ISF 2017 : bien déclarer ses biens

Si votre patrimoine net excède 1300 000 euros, vous êtes soumis à l’ISF. Se pose alors la question épineuse de l’évaluation et de la déclaration des biens dont on dispose, ce qui peut se révéler ardu, en particulier en matière immobilière. Afin d’éviter les erreurs déclaratives les plus manifestes, Officeo vous propose ce petit guide.

Généralités

Le patrimoine imposable doit être apprécié au 1er janvier de l’année d’imposition. Ainsi, les dettes et les actifs doivent être évalués à cette date, même si la déclaration d’ISF doit être transmise en juin.

Tous les biens détenus par une personne domiciliée en France doivent être en principe pris en considération. Toutefois, on dénombre de nombreuses exonérations, totales ou partielles, concernant notamment les biens professionnels ou les œuvres d’art.

En matière d’ISF, le foyer fiscal (le patrimoine taxable doit être apprécié au niveau de celui-ci) est constitué des personnes vivant ensemble (mariés, pacsés et concubins) ainsi que de leurs enfants mineurs.

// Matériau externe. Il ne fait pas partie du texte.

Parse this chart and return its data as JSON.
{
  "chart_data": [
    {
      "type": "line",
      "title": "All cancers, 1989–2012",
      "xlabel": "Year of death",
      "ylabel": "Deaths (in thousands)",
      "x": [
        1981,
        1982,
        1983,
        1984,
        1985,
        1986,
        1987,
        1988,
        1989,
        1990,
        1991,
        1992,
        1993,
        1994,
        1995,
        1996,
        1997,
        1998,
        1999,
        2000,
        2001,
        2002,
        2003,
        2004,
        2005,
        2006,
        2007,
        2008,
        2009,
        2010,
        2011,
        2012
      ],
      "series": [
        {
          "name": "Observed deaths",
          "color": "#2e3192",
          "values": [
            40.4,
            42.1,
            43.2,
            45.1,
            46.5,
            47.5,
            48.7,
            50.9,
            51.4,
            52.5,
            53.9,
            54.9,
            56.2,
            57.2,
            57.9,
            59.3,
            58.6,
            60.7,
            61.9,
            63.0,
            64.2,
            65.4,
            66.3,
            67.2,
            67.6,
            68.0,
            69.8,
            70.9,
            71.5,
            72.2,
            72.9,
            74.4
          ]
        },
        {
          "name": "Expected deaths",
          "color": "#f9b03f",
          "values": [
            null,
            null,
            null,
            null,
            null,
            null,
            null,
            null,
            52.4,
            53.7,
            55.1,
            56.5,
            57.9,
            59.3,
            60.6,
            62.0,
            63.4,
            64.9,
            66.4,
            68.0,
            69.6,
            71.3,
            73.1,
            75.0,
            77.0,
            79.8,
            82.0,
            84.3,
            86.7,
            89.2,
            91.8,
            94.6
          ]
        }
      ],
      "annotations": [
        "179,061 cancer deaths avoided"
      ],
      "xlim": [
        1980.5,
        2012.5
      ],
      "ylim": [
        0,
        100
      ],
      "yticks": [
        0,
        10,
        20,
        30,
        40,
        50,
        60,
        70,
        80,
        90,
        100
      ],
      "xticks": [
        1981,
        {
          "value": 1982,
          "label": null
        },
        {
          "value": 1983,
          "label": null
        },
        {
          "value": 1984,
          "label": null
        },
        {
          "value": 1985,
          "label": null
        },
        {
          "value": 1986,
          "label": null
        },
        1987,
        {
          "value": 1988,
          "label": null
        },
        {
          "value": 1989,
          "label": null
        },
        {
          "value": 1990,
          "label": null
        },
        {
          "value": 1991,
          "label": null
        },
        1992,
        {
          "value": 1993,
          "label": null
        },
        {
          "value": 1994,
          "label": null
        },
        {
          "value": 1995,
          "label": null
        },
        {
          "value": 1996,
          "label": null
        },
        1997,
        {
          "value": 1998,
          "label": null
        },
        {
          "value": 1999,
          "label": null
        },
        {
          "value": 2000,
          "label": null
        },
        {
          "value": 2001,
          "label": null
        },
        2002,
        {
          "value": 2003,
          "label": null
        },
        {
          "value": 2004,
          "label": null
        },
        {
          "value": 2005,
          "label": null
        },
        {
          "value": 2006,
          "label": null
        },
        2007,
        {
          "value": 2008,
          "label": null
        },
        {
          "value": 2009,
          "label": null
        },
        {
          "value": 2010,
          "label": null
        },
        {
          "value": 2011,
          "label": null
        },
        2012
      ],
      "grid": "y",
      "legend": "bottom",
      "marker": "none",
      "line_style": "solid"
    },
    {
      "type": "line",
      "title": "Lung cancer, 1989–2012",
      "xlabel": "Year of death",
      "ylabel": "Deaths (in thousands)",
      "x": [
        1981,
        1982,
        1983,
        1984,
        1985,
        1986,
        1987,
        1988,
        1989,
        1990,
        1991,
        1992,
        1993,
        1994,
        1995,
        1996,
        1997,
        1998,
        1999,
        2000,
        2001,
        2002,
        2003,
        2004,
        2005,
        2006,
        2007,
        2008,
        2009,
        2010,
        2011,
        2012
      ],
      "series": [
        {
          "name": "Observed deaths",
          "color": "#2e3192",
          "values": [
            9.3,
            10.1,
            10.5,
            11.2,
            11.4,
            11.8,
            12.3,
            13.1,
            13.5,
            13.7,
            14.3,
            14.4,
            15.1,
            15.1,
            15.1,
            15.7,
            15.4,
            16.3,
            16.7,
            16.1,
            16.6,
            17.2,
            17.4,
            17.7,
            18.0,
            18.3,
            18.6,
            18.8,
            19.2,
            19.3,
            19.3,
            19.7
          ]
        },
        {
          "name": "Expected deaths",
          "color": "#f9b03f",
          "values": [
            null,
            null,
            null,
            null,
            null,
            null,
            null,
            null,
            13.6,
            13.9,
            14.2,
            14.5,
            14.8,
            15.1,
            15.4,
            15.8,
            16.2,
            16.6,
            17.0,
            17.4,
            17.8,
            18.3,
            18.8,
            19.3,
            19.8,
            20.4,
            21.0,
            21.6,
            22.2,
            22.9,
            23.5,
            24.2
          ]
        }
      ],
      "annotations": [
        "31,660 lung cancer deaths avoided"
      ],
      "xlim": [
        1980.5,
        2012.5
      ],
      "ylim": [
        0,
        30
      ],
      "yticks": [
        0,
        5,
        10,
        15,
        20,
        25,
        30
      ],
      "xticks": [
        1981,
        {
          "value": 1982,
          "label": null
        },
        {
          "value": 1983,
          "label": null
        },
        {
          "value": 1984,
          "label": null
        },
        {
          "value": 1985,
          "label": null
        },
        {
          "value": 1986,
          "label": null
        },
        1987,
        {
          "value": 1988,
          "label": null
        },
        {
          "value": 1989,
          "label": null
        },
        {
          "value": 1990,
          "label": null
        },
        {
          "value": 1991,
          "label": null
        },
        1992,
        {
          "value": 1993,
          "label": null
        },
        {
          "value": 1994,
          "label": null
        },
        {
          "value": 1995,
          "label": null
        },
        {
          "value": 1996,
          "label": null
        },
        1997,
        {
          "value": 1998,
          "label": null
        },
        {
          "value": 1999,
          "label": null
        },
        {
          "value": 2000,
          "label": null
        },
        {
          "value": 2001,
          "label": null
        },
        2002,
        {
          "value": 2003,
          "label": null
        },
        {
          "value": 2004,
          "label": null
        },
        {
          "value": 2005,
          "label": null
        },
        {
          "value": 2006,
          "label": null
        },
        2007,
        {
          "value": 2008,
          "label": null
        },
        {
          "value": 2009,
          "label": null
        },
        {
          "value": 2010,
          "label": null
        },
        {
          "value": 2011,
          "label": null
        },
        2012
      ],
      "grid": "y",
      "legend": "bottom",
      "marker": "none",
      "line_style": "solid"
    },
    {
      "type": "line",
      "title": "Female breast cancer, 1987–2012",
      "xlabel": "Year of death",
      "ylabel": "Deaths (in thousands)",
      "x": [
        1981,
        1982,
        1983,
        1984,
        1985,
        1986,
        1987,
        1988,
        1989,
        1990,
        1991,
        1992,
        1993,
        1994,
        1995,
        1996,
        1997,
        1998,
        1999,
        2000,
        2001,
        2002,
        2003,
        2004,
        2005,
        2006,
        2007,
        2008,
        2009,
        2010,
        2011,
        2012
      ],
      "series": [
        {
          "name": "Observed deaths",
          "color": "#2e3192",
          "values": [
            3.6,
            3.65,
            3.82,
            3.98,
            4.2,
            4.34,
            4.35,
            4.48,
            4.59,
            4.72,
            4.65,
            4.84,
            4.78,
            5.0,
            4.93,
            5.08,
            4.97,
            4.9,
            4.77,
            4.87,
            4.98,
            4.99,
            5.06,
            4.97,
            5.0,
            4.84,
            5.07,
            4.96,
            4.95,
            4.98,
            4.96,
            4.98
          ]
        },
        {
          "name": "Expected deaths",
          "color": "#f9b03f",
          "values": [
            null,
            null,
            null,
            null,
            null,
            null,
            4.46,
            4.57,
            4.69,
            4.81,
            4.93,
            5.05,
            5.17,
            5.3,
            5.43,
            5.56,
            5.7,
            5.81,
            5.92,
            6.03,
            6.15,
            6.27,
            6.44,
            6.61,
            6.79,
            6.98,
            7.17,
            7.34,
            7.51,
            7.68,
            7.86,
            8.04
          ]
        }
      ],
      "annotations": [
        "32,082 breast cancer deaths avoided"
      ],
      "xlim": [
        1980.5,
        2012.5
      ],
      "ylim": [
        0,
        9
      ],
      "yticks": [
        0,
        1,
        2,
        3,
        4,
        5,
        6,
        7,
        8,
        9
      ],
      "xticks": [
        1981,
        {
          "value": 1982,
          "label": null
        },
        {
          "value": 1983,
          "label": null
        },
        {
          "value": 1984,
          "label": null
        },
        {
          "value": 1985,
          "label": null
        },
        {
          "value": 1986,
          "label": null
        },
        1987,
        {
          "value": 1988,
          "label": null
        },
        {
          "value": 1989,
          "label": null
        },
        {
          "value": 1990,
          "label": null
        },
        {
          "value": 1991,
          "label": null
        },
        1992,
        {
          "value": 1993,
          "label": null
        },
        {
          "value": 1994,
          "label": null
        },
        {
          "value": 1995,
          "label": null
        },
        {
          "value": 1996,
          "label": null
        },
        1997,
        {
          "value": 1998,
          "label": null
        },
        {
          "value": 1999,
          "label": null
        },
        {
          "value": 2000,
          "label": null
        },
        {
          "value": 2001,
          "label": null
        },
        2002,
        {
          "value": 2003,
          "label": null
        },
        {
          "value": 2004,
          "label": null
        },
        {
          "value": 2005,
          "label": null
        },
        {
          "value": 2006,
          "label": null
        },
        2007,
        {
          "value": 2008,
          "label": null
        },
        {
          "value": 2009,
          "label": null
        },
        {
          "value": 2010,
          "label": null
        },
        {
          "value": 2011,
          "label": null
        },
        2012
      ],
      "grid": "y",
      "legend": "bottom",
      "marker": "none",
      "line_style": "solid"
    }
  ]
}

Les biens des enfants majeurs ne doivent pas être déclarés.

Les différentes modalités déclaratives

Les contribuables dont le patrimoine imposable est compris entre 1300 000 et 2570 000 euros doivent simplement mentionner leur patrimoine net et leur patrimoine brut sur leur déclaration 2042 C d’impôt sur le revenu. Il n’est pas nécessaire d’établir la liste des biens imposables et du passif déductible.

Une telle liste doit être produite lorsque le patrimoine taxable excède 2570 000 euros. Ainsi, dans cette hypothèse, une déclaration détaillée 2725 doit être envoyée à l’administration, dans laquelle l’ensemble des éléments de son patrimoine doit être mentionné.

L’évaluation des biens

En règle général, les différents intermédiaires (banques, assurances...) transmettent au contribuable des attestations permettant de connaître avec précision la valeur de certains actifs au 1er janvier (assurance vie, portefeuille, liquidités...).

Le déclarant doit en revanche évaluer lui même certains biens. Le cas le plus problématique concerne les biens immobiliers. Ceux-ci doivent être déclarés à leur valeur vénale, c’est à dire au prix auquel ils pourraient ou auraient pu normalement se négocier à l’époque considérée, tel qu’il résulte en particulier de l’analyse des prix déclarés lors des mutations de biens présentant des caractéristiques identiques et affectés au même usage. Il convient ainsi de s’appuyer sur les valeurs données par certains organismes comme la chambre des notaires ou la Fnaim. Par ailleurs, un abattement de 30% s’applique pour la résidence principale.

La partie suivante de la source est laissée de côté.